I really liked this article, I think you’ve absolutely hit the nail on the head with a big problem that plagues all social networks, and in particular Twitter.
It reminded me of when Felix Kjellberg, better known as PewDiePie, (YouTube’s most subscribed to channel with 39,851,400 subscribers at the time of writing), switched off comments on all of his videos because of Google’s failure to tackle spam and trolling. That’s a big statement, and really does highlight that there is a real problem of abuse on social networks.
I was thinking about how might we tackle the issue head on, one way may be to learn from the gaming industry and how they are tackling cheating.

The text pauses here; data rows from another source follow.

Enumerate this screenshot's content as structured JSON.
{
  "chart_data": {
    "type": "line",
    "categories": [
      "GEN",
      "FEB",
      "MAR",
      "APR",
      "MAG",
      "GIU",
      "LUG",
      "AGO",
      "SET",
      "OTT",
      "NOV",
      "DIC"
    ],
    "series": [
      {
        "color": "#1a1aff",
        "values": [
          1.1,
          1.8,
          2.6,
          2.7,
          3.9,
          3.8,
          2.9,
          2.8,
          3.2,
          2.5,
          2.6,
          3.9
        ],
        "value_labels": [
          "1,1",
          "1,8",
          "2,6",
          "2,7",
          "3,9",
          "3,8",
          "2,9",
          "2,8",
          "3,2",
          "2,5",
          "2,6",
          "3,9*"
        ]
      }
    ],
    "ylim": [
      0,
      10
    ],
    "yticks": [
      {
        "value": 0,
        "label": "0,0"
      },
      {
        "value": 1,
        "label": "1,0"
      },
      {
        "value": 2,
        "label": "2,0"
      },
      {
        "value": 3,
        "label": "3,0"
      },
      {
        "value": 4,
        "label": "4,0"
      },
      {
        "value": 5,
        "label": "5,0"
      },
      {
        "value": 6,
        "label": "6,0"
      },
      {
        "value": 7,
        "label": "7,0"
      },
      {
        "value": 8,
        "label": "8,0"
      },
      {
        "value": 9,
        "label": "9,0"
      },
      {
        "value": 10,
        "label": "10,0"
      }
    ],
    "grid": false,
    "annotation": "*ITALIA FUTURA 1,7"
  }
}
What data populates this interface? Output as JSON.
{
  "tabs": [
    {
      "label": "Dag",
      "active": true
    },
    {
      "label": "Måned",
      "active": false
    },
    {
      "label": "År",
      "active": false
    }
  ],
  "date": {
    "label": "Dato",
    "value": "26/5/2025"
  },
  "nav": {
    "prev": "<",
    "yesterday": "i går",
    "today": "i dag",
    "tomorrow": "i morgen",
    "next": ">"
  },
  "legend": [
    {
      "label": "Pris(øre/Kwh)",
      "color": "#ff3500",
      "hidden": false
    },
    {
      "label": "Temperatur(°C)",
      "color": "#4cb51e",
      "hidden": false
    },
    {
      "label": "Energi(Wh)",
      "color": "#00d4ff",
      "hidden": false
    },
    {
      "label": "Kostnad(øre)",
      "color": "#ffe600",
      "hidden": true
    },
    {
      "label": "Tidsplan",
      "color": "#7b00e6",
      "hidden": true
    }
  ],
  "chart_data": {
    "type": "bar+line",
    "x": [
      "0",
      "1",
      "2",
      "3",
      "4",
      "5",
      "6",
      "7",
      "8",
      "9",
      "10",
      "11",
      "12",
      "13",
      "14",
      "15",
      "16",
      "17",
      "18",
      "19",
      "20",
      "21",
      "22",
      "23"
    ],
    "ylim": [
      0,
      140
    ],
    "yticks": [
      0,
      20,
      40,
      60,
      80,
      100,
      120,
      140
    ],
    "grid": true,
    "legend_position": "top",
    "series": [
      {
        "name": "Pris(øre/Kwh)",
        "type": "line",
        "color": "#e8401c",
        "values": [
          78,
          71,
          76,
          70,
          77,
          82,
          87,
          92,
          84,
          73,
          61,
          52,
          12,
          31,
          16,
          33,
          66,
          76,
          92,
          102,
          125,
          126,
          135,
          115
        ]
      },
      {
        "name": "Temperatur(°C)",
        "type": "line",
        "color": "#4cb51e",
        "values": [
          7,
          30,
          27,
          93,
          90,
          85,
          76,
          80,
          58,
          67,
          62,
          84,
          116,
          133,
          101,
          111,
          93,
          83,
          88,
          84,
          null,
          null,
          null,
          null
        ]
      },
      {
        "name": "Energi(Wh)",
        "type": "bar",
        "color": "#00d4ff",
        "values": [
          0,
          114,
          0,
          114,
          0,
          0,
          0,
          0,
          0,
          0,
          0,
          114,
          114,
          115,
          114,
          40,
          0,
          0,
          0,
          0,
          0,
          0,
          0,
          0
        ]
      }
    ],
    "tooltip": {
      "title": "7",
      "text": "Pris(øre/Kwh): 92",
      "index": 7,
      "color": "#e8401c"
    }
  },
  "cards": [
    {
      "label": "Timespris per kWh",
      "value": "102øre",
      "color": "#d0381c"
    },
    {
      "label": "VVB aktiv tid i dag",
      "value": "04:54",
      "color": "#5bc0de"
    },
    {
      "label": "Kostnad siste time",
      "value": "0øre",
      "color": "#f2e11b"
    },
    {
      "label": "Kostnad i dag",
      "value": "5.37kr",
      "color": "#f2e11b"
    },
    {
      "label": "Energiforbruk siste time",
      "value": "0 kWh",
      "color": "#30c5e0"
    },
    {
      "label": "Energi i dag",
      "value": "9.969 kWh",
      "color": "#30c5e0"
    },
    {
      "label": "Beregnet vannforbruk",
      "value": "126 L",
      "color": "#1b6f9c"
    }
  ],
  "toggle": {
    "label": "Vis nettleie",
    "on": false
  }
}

Blizzard recently issued an outright 6 month ban to over a 100,000 World of Warcraft accounts, and Sony Online Entertainment, the makers behind H1Z1 have started issuing permanent bans until the cheater publicly apologies. And other games have started marking players as cheaters, and as a result only match make them with other cheaters.
Perhaps rather than issuing an outright ban, spammers and trollers should be flagged in a similar way by the community, and are then limited to only interacting with other spammers and trolls as a result, unless they issue a public apology.
The only way to tackle online abuse is to weave the same set of morals that we expect offline in society into the fabric of our online communities. People are only going to change when there are real consequences to their actions.